= 2006 California Proposition 83 =

Proposition 83 of 2006 (also known as the Sexual Predator Punishment and Control Act: Jessica's Law or simply, Jessica's Law) was a statute enacted by 70% of California voters on November 7, 2006, authored by State Senator George Runner (R-Antelope Valley) and State Assemblywoman Sharon Runner (R-Antelope Valley). It was proposed by means of the initiative process as a version of the Jessica's Law proposals that had been considered in other states.

==Provisions==

The Act was a lengthy and complex measure that made many changes to the California Penal Code and the Welfare and Institutions Code. Its provisions increased the penalties for sex offenders, broadened the definition of certain sexual offenses, eliminated good time credits for early release of certain offenders, prohibited probation for certain crimes, extended parole for some offenses, increased court-imposed fees on sex offenders and provided for lifelong GPS monitoring of high risk sex offenders. The law also barred convicted sex offenders from living within 2,000 feet of a school or any place where children gather—effectively blocking them from living in the vast majority of the areas of large California cities, until the provision was found unconstitutional by Supreme Court of California in March 2015. Under the law, a sex offender with a minimum of one victim and any previous criminal history may be civilly committed for an indefinite period.

==Initiative campaign==

The law was sponsored by husband and wife legislators State Senator George Runner (R-Antelope Valley) and State Assemblywoman Sharon Runner (R-Antelope Valley). It was supported by Governor Schwarzenegger and law enforcement throughout the state. California Attorneys for Criminal Justice (a criminal defense attorneys association) opposed Proposition 83 and wrote the opposing argument for the voter pamphlet.

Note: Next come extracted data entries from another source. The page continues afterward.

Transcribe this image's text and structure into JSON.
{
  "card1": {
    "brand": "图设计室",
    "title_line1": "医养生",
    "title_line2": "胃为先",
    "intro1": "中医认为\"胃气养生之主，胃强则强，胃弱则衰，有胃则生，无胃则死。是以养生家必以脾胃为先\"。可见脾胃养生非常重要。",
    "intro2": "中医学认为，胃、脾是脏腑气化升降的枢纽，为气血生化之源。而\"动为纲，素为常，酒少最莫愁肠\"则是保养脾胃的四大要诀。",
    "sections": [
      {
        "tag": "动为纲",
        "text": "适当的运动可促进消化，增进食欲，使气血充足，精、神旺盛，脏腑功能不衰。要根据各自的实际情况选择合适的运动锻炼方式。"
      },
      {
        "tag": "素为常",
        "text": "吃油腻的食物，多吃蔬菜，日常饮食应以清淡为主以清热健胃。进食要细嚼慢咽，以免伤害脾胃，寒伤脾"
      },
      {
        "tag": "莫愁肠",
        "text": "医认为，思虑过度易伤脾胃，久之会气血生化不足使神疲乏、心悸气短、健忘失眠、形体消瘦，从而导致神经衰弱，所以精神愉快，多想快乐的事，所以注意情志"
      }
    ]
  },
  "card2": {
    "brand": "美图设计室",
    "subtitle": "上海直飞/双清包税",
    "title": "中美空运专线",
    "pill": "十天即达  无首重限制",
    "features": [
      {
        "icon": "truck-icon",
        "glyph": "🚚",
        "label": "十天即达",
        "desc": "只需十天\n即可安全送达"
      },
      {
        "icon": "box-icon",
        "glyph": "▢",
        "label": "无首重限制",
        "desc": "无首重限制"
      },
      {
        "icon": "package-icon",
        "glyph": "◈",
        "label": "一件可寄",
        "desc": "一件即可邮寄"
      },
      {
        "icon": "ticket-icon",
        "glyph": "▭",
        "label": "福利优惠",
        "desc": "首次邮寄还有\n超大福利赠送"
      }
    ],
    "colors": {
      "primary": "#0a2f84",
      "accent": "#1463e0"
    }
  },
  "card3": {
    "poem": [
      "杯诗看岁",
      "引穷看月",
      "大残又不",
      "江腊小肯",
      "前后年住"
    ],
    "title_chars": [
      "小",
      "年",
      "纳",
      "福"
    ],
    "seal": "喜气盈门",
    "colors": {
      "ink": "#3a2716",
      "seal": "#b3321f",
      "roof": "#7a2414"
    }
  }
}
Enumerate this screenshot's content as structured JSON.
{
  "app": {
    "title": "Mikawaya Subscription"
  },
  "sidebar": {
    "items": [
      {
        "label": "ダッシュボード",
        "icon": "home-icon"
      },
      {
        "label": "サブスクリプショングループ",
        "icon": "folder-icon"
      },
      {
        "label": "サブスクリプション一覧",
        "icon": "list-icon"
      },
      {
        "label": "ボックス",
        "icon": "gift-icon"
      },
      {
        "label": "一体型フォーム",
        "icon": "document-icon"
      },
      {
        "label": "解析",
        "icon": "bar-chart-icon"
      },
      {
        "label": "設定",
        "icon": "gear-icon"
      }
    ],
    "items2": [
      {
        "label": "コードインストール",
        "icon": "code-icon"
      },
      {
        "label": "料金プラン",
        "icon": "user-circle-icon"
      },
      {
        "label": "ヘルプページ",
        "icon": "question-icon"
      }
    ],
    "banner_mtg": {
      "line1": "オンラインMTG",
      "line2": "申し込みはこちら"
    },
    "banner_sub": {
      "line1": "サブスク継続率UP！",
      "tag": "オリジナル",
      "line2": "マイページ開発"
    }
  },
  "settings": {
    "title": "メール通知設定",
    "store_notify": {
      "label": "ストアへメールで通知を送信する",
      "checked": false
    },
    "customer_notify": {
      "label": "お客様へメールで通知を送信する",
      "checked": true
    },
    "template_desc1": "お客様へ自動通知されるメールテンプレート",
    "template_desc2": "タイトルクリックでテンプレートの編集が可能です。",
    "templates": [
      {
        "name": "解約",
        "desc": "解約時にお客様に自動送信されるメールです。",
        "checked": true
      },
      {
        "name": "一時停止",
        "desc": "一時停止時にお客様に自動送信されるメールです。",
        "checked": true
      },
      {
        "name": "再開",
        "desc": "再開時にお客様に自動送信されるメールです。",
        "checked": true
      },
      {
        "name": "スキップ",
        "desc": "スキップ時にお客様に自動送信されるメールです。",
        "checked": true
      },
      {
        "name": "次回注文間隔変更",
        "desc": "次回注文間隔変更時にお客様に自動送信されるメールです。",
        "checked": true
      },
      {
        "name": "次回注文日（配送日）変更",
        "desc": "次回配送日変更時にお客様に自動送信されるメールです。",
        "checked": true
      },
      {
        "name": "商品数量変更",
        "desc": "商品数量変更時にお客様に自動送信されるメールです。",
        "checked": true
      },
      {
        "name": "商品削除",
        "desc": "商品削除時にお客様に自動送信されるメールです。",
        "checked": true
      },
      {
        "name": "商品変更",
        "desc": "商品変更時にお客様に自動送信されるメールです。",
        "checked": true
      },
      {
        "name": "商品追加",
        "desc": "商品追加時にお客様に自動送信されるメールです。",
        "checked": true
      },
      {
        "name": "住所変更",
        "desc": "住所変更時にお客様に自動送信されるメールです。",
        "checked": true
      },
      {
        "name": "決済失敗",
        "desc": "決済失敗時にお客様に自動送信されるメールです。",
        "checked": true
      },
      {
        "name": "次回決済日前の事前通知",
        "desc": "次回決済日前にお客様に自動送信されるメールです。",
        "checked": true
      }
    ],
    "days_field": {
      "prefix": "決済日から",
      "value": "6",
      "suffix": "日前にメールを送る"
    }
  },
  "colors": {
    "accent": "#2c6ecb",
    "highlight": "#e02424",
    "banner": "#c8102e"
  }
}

They argued the restrictions would cause problems with finding a place of residence for freed convicts.

==Result of vote==

Proposition 83 results by county

Proposition 83
| Choice |  | Votes | % |
|---|---|---|---|
| For |  | 5,926,800 | 70.47 |
| Against |  | 2,483,597 | 29.53 |
| Total |  | 8,410,397 | 100.00 |

==Enforcement==
In November 2006, enforcement of the new law was initially blocked in four counties by U.S. District Judge Susan Illston who ruled in a lawsuit filed by an existing offender based on its retroactive nature. However, three months later, U.S. District Judge Jeffrey White dismissed that lawsuit. In 2010, the Supreme Court of California ruled that the residency requirements of Jessica's Law could be applied retroactively. On September 12, 2012, a state appeals court blocked enforcement of the residency requirements of Jessica's Law for all paroled sex offenders in San Diego County, affirming a lower court ruling, stating that it was an unconstitutional blanket condition of parole that "limits the housing choices of all sex offenders identically, without regard to the type of victim or the risk of reoffending." During 2014 RSOL's Californian chapter CA RSOL sued over 20 municipalities in federal court over sex offender ordinances causing at least 44 other municipalities to either repeal or quit enforcing their ordinances in order to avoid litigation. In March 2015 Supreme Court of California deemed blanket residency restrictions unconstitutional citing their counterproductive effect and unfairness.

The California Department of Corrections and Rehabilitation (CDCR) has stated that every registered sex offender paroled after the law's enactment in 2006 is wearing a GPS device. However, CDCR is responsible for only 11% of California's sex offenders statewide, and "only a fraction of the state's registered sex offenders wear a GPS unit".